水戸は前節、ホームで徳島との上位対決を1-1で終えた。58分にクロスのこぼれ球を決められて先制を許すも、終了間際の寺沼 星文の同点ゴールで劇的に追いついた。連勝は『8』で途切れたものの、勢いを見せつけてもぎ取った勝点1。ただ、森 直樹監督は「勝点2を落としたというマインドに持っていかないとここで立ち止まってしまう」と引き締め、チームと危機感を共有して秋田戦に臨む。
対する秋田は前節、残留争いのライバルである山口とアウェイで対戦し、1-1で引き分けた。開始5分、セットプレーのこぼれ球に反応した吉岡 雅和がワンタッチで技ありのシュートを決める。後半に入り、秋田がチャンスを作るが決め切れずにいると、終盤にクロスを頭で押し込まれた。前々節・山形戦に続き、80分以降の失点でリードを守り切れず、勝点を失う結果になった。
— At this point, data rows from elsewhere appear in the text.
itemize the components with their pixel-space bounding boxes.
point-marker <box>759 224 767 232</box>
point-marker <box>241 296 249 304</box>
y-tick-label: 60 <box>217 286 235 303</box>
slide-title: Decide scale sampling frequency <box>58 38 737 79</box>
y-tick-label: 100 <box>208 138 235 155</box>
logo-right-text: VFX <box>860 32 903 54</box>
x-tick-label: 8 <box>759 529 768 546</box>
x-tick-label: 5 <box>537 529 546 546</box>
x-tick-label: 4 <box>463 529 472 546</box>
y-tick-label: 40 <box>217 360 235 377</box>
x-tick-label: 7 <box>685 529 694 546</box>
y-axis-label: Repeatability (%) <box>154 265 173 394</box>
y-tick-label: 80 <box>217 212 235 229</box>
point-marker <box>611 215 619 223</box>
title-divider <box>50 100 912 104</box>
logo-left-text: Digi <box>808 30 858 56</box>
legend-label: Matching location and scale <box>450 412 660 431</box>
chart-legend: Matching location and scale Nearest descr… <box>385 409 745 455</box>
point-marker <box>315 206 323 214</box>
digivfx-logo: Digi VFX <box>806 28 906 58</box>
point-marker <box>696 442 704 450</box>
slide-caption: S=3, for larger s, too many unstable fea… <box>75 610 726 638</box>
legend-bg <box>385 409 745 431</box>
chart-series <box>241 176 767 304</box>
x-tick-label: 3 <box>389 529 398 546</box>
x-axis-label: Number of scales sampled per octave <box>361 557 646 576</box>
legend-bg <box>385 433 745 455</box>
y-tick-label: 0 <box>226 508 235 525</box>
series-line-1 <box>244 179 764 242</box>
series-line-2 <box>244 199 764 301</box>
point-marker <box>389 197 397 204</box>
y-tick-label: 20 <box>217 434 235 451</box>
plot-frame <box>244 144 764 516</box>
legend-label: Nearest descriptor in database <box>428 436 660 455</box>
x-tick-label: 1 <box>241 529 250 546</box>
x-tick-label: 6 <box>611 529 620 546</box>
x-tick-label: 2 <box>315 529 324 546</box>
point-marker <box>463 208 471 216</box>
ただ、収穫もある。前々節までは立ち上がり15分以内の得点がなかった秋田だが、ここ2試合はいずれも相手陣地に押し込んで5分に先制点を奪っており、吉田 謙監督が目指す「前半の入りの入りからフルスロットル」のプレーをチーム全体で表現できている。
上述の2試合の先制点を両サイドハーフが決めているのもポイントだ。右サイドの吉岡 雅和と左サイドの佐藤 大樹は豊富な運動量と推進力を守備で惜しみなく発揮し、その上でゴール前で決定的な仕事も果たしているだけに、首位撃破と中位への浮上が懸かる今節も期待が高まる。
10得点(4アシスト)でJ2得点ランキングトップタイの秋田・小松 蓮と、9得点(5アシスト)で同3位につける水戸・渡邉 新太の、ペナルティーエリア内でのプレーにも大いに注目したい。
水戸は今季、先制を許した試合は2分3敗と勝てておらず、そこに秋田がつけ入ることができるか。リーグ戦におけるソユースタジアムでの今季初のナイトゲームは、先制点が両チームにとって大きな意味を持つ一戦になりそうだ。